Liberty Matters

Capital, Heterogeneity, and Momentary Equilibrium

     

I am happy to accept Matt McCaffrey's clarification as removing any disagreement between us. It appears that he, Geoffrey Hodgson, and I agree on the most desirable meaning of capital. Further, if a better terminology had been or were now adopted to distinguish capital goods from capital, there would be much less confusion and ambiguity. Thinking of capital in value terms also invites an appreciation of the indispensable role of accounting and finance conventions in everyday economic life.[16]
While we agree on the importance of heterogeneity, we should underline the equal importance of the heterogeneity of labor and the important economic implications that flow from that. Labor specificity is an incredibly significant aspect of labor markets and of observed macroeconomic phenomena. This falls out naturally from a view of capital that includes the capitalized value of labor services, such as in the human-capital framework. And the institutions of modern economies facilitate the evaluation of human capital in individual decisionmaking. For example, educated people get lower mortgage interest rates.

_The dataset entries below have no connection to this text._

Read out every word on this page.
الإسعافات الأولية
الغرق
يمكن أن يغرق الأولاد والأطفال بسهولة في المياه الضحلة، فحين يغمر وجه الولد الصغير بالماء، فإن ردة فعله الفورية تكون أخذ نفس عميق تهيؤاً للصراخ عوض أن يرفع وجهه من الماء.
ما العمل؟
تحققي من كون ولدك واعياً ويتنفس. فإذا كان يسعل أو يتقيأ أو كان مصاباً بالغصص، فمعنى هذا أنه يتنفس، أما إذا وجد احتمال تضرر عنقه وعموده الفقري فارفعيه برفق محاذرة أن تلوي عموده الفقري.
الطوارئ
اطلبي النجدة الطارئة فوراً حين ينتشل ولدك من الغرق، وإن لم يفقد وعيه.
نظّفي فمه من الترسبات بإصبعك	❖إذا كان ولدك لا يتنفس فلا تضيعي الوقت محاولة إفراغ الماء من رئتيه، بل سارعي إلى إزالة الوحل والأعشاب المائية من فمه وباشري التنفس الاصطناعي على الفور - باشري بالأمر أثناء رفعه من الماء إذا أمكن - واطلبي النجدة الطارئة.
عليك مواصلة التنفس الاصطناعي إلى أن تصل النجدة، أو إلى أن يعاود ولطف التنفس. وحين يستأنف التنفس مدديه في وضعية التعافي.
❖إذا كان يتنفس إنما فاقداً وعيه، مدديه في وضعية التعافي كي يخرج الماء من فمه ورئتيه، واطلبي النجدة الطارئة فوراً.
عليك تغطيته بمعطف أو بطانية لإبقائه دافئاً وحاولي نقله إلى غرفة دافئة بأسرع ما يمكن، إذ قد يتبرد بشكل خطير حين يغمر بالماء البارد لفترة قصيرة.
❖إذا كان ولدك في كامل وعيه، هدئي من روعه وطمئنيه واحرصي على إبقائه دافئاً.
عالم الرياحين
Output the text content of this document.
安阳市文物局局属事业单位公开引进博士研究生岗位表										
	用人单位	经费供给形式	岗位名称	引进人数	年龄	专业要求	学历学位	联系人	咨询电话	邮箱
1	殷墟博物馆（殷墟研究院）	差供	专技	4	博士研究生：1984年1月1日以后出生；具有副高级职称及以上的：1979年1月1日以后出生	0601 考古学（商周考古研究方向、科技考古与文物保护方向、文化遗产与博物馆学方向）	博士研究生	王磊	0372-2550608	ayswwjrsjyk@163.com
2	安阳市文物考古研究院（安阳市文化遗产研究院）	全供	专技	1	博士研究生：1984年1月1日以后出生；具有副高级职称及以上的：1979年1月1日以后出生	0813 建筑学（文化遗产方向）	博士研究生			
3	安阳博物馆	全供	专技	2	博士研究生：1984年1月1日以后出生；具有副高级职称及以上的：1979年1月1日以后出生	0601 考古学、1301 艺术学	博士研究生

Geoffrey Hodgson is no doubt correct to bristle at the large list of "capitals" that now proliferate in the literature – as a response, I imagine, to the perceived opportunity for theoretical innovation by scholars hungry for achievement. Fetter's (and Mises's) approach suggests to me that only those categories which actually play a discernable role in individual decisionmaking should count – and in proportion to the significance they have in such decisions. For example, "reputation capital" is a real thing and plays a large role in the valuation of a business for purchase (brand name), while "erotic capital" should get the lack of attention it deserves. Looking at the list, it seems to me that most, if not all, of the categories collapse into aspects of human capital or social capital, the latter being the value to the individuals involved of the amenities in the environment available to them. For further discussion on capital as value, see Lewin and Cachanosky 2018b.

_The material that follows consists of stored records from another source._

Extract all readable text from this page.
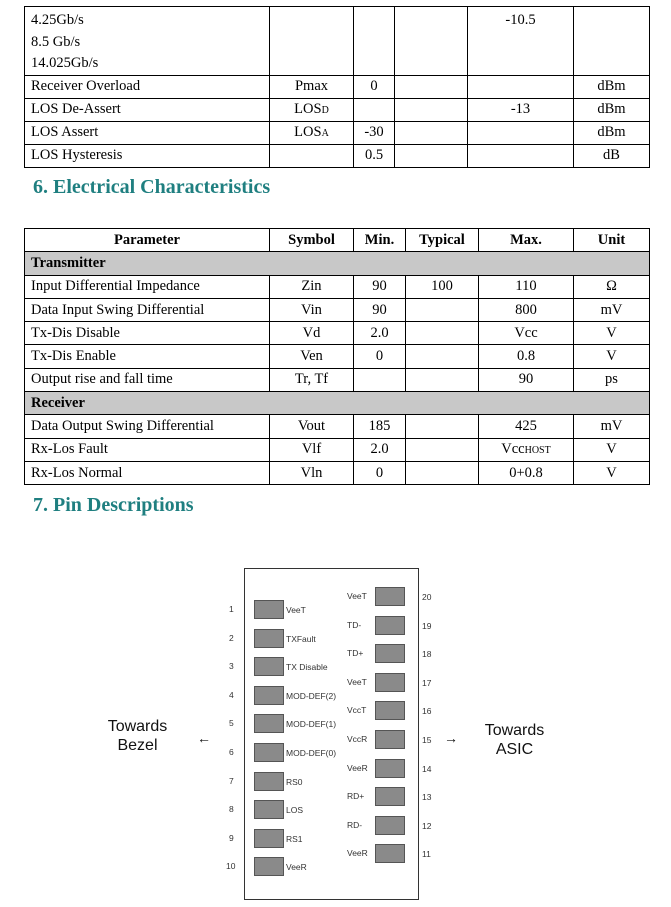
4.25Gb/s
8.5 Gb/s
14.025Gb/s				-10.5	

Receiver Overload	Pmax	0			dBm

LOS De-Assert	LOSD			-13	dBm

LOS Assert	LOSA	-30			dBm

LOS Hysteresis		0.5			dB
6. Electrical Characteristics
Parameter	Symbol	Min.	Typical	Max.	Unit
Transmitter					
Input Differential Impedance	Zin	90	100	110	Ω
Data Input Swing Differential	Vin	90		800	mV
Tx-Dis Disable	Vd	2.0		Vcc	V
Tx-Dis Enable	Ven	0		0.8	V
Output rise and fall time	Tr, Tf			90	ps
Receiver					
Data Output Swing Differential	Vout	185		425	mV
Rx-Los Fault	Vlf	2.0		VccHOST	V
Rx-Los Normal	Vln	0		0+0.8	V
7. Pin Descriptions
Towards
Bezel	←	Towards
ASIC
→
1	VeeT
2	TXFault
3	TX Disable
4	MOD-DEF(2)
5	MOD-DEF(1)
6	MOD-DEF(0)
7	RS0
8	LOS
9	RS1
10	VeeR
VeeT	20
TD-	19
TD+	18
VeeT	17
VccT	16
VccR	15
VeeR	14
RD+	13
RD-	12
VeeR	11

Fetter's approach is at once very concrete and subjectivist, as so well explained by Joe Salerno, and we should not lose sight of Fetter's broader contributions beyond capital, rent. and interest. Salerno shows how Fetter's conception of price is a "practical" one focusing on real-world trading individuals in real-world markets. A price is a real-world exchange rate between buyers and sellers. And the advent of such a transaction defines a market. The exchange rate reflects the valuations of the transactors, but price is not value. Value is subjective. Price is at its most precise in indicating value at the margin, the value to the marginal trader of the good in question. And at any moment, the fact that the market has one price indicates a momentary equilibrium of the "meeting of the minds" of the buyers and sellers.
Salerno wonders about the relationship between Fetter's work and the Austrians who were contemporary or came later, mentioning Böhm-Bawerk, Mises, and Rothbard. As I read Salerno's  description of momentary equilibrium, the meeting of minds, and the role of time in human affairs -- suggesting that we should think of separate markets succeeding each other in time as price and other things change, etc. -- I could not help thinking of Ludwig Lachmann's vision of the market process and momentary and market (Marshallian) equilibrium. Fetter's description of changes in markets in a dynamic economy, as conveyed by Salerno, sounds a lot like a description of social institutions à la Lachmann – for example, Lachmann's description of the role of the middleman. While I doubt that Lachmann was influenced by Fetter, it seems his vision would have been congenial to Lachmann.
Endnotes
[16.] In Fisher's The Nature of Capital and Income (1906) at least, such accounting and finance conventions were articulated to produce a view of capital very much like Fetter's.